Considerando-se: 1) As dificuldades de delimitação da atuação da Justiça Comum e da Justiça Eleitoral em matéria partidária;

2) O tendência jurisprudencial a reconhecer a competência da Justiça Eleitoral para dirimir conflitos relacionados aos reflexos, nas eleições, de questões interna corporis partidárias;

3) O fato de que a criação da ação de perda de mandato por infidelidade partidária (Art. 22-A da Lei 9.096/95 e Resolução 22.610/2007) rompeu com paradigma anterior, segundo o qual a atuação judicial da Justiça Eleitoral tinha por termo final os 15 dias seguintes à diplomação, propõe-se consolidar a competência da Justiça Eleitoral para tratar de questões interna corporis dos partidos políticos que envolvam, direta ou indiretamente, o exercício de direitos políticos por quaisquer filiados ou a participação das agremiações no processo eleitoral. Para tanto, sugere-se:

i. Incluir o art. 1º-A no Código Eleitoral, com a seguinte redação: “A jurisdição eleitoral abrange todos os litígios oriundos do exercício dos direitos políticos, ressalvada a competência do Supremo Tribunal Federal e da Justiça Federal, e as controvérsias entre órgãos partidários e entre estes e seus filiados que, surgidas a qualquer tempo, possam ter reflexo sobre o exercício daqueles direitos ou sobre a participação dos partidos políticos no processo eleitoral.”

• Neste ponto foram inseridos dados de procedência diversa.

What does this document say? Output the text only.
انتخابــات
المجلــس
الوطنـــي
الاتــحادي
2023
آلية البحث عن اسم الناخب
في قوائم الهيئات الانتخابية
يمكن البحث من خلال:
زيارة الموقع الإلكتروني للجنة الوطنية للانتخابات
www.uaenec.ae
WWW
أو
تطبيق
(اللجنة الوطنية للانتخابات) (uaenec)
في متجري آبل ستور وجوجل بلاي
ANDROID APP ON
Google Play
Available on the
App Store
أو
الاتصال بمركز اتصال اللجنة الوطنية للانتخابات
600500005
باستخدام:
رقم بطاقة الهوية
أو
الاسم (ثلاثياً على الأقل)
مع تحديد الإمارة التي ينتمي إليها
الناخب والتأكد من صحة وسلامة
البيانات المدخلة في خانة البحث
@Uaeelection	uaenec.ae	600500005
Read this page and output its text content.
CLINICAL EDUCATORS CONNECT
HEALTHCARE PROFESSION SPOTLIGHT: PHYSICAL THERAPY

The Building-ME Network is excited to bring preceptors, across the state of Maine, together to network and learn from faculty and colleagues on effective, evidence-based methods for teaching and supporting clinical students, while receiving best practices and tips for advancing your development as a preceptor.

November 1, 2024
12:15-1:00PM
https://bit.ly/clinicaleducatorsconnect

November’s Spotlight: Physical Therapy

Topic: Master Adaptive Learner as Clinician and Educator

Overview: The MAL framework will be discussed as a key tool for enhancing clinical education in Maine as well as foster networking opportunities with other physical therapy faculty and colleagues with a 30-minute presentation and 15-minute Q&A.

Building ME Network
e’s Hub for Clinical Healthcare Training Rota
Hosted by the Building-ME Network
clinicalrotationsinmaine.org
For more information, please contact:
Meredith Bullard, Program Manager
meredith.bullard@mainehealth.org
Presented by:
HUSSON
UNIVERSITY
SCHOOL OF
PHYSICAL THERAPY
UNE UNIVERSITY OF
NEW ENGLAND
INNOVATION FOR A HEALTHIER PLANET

ii. Regulamentar por lei procedimentos específicos relacionados à cancelamento de registro de partido político (atualmente previsto apenas em Resolução do TSE, n. 23.465/2015), fiscalização de cumprimento de normas financeiras legais ou estatutárias (amparo no art. 35 da Lei 9.096/95), impugnação à prestação de contas (atualmente prevista apenas em Resolução do TSE, n. 24.464/2015).